Wednesday, December 26, 2012


     Many genealogists have difficulty coping with ambiguity. Wouldn't it be nice if all the records we found were accurate and if all our relatives agreed on the details of family lore? Family stories are nefariously slippery, causing many family historians to flee from them as mere unreliable gossip and to seek certainty in written records.
(However, most written records, both official and unofficial, are hearsay in themselves and subject to great error. See my discussions of evidence and proof in earlier blog posts: )
           As family historians, we must realize that every event is retold from a point of view. As a former prosecutor, I am very comfortable with encountering many interpretations of the same event through multiple points of view. In criminal cases, sometimes it seems that nothing is as it seems! Eye witnesses to the same event can have very different stories of the event. For example, a school in Pennsylvania recently went on lock down because a staff member saw a student attacking other students with a rifle.
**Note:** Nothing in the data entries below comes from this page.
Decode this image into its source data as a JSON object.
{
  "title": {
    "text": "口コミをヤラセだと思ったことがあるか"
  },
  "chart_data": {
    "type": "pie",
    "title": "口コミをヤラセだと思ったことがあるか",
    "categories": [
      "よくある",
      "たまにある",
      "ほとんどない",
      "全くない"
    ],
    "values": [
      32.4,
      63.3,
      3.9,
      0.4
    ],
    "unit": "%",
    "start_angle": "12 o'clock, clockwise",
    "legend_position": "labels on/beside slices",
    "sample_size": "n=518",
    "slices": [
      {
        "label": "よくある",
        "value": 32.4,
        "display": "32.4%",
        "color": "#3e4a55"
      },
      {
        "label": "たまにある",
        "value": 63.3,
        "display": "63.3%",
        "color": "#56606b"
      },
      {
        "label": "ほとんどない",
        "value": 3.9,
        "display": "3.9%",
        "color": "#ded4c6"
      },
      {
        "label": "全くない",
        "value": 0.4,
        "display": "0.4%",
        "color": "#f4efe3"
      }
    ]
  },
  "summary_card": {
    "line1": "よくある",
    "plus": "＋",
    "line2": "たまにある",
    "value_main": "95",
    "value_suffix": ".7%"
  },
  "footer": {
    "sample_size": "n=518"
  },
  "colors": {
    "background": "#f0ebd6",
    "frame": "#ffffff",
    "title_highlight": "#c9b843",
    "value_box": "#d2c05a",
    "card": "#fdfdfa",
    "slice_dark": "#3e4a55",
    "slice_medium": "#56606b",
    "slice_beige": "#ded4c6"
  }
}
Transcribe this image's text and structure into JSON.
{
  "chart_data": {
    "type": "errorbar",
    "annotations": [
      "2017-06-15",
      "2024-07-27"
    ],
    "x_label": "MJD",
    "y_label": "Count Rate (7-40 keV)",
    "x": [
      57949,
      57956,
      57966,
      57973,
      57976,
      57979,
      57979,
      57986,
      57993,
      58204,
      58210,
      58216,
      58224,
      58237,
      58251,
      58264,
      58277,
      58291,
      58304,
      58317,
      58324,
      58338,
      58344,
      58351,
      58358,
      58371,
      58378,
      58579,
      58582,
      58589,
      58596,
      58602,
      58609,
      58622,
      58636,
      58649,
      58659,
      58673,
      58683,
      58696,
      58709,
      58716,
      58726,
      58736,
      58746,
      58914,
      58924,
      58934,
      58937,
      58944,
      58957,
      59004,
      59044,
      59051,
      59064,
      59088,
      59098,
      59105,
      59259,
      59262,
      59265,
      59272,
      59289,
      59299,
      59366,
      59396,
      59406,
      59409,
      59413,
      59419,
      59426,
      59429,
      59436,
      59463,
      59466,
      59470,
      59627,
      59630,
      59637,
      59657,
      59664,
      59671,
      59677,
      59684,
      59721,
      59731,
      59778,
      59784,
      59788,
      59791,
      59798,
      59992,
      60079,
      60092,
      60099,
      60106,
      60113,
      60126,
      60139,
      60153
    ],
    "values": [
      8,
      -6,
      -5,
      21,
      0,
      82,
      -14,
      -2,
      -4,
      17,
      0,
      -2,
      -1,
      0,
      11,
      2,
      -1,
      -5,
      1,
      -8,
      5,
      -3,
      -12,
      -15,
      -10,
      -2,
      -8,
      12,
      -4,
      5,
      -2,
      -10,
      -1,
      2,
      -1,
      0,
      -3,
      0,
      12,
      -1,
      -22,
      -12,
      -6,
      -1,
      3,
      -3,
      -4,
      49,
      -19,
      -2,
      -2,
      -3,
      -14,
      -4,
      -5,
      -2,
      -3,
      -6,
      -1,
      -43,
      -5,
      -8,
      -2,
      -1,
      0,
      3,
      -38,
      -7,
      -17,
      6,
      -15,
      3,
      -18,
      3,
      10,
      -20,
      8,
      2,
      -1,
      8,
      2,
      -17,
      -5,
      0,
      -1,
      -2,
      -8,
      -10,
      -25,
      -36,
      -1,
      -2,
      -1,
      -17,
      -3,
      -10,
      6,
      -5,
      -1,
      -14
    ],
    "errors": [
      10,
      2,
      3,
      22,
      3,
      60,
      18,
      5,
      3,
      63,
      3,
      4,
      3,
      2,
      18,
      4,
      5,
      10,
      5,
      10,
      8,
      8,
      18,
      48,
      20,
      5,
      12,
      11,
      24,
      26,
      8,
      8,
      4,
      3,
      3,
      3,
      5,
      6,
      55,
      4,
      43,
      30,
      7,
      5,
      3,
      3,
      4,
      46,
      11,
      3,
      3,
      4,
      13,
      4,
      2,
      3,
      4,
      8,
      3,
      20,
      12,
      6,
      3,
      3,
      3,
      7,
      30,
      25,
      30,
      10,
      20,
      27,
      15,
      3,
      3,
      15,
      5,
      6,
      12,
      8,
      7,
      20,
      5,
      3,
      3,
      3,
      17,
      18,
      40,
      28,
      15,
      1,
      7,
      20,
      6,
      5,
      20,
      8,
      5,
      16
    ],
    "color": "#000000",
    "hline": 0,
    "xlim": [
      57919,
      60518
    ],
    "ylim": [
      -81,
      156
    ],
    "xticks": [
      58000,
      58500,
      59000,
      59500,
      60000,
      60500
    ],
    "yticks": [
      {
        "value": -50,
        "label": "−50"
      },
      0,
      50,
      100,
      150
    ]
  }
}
False alarm--the rifle was a long umbrella and the students were practicing for a science class skit about antibodies attacking bacteria in the bloodstream.
     So too with our family events. Let's interview three siblings after a  Christmas dinner. The eldest sister had a lovely time catching up with family gossip, but got a headache from her nephews' constant bickering. The middle son had an excruciating time listening to his younger brother's bragging. The youngest son went home well-pleased that everyone seemed impressed with his accomplishments at work. He wished his siblings weren't so uptight, however, especially Sis. She had one too many glasses of wine. He could tell because she kept glaring at his sons, who were very well-behaved, considering how boring it was for them to sit through a long Christmas dinner with their stodgy relatives while their new toys were waiting at home.
     Don't despair because you cannot persuade relatives to agree on the details of a family story. You will hardly ever find complete agreement among family members on any story or event or person. One relative may recall a kindly grandfather while her cousin might remember the same grandfather as a dour, grumpy man. Each of us perceives an event or a person through our own point of view. We bring our experiences and opinions and needs and wants into every family encounter. Gather as many versions of each family story as you can. Each version tells reveals as much about the person telling the story as it does the recounted event itself!